The route to the summit meandered for just under a mile, with steady climbing up to 705m, where we were rewarded with a typical rocky summit for this area. Views from here stretched along the Langdale valley and back towards the head of Windermere and Little Langdale, as well as higher levels views of Wetherlam and Swirl How

For all the climbing up to the summit, we now had to descend the rocky path down to the pass between Blisco and Crinkle Crags, some 200m below us. At this point my knees fell out with me and didn’t make friends again until I got back to the camp site. Don’t blame them after how I treat them sometimes :^)

We then took a small diversion, heading on the track back towards Wrynose, to check out Long Scar for a future climbing trip, and more specifically the needle at the end of the crag. The route looked interesting, with some nice chimney work needed, however there were several other lines which looked worthy of some investigation, including some nice crack routes.

Once back on the main Blisco to Crinkle Crags track, we started the long slog up to the triple summit that is Crinkle Crags. This was an almost constant 350m of ascent with a short plateau behind Great Knott, and several short breaks were needed for the aching legs. I would love to tell you the views were worth it, but I can’t, from behind Great Knott to the top of the Band, all I saw was cloud, cloud and more cloud. This accounts for the lack of photos from this section of the walk! It also made later navigation over the top of Crinkle a regular map checking affair as it was all too easy to take one of the many wrong paths with no visual point of reference. This is one summit I am going to have to revisit in better weather to appreciate them properly.

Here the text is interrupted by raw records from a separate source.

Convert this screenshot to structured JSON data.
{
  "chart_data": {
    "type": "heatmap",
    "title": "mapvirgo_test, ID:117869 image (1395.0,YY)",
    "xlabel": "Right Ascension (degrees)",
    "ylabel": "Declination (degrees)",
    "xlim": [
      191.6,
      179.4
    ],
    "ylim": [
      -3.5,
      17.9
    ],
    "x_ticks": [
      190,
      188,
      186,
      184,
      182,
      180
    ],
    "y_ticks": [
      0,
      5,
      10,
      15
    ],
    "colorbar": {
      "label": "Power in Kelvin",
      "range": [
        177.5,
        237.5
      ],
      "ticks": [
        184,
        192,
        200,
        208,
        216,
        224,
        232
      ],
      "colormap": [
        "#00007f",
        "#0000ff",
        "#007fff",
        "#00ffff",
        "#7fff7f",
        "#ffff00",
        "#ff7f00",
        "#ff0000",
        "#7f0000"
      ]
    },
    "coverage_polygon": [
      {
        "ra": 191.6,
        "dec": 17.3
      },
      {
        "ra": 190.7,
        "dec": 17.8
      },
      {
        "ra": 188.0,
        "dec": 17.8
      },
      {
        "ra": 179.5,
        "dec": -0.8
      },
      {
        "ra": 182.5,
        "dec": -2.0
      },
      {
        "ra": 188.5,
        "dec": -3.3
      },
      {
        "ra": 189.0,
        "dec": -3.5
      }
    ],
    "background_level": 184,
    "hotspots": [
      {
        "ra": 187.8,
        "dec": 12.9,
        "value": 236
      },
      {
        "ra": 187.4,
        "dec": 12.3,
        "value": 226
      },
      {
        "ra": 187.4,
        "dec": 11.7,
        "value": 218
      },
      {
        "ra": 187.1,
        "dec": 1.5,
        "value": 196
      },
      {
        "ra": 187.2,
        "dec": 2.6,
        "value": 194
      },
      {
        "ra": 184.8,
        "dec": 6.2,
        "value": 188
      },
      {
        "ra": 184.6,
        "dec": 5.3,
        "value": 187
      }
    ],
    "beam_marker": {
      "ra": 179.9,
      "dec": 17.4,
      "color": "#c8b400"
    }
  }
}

Taking in the 3 (or 4) tops we then started the descent to the three tarns at top of the Band and our final stretch of the day. I have a love and hate relationship with the Band, as I ascended up on my previous trip and descended it on this trip, and it is the same either way, you get nowhere fast, apart from the top and bottom sections it seems to go on forever without you seeming to gain a lot up or down. Looking at a map you can see why, you don’t, its the last kilometre at each end where you make the gains or losses. However it does get you to some great places.

It was halfway down the Band the rain finally hit us, and it hit me hard, with hailstones which stung, for 15-20 minutes. I also found out my waterproof trousers were not entirely that as well. I was glad when the rain stopped and the farm at Stool End came into view, and soon was behind us. The last 2 km to the camp saw intermittent showers, before we reach the, still there, tents.

Getting into dry kit, we sat out the showers in the tent and did a run to the Old Dungeon Ghyll during a break in the rain, which didn’t make an appearance for the rest of the night. The planned camp dinner got abandoned for 6 pints and a chilli at the pub. And 6 very nice real ales they were too! In fact they must have been good as I felt fine in the morning.

After breakfast and a cuppa at the tent, some early rain put pay to any climbing in Langdale, so we headed out to Ambleside for shopping and a cuppa and second brekkie at Nicks Kitchen (nice spicy ketchup for the sausage butties), and then back south for some local climbing. The rain followed us all the way to the Barrow area, where we shot down the A6 to go to Warton Quarry, but that was closed for a nesting pair of peregrine falcons, unfortunately we didn’t see the parents, just the chicks. An alternative of some easy climbing at Denham hit the spot, before heading to pick the car up from my mates house.

Not what we planned for the 2 days, but a good one nether the less, with most of the Langdale hills done now (only Langdale pikes left now, which I will do in a day trip). Was also impressed with the National Trust site and will be returning there.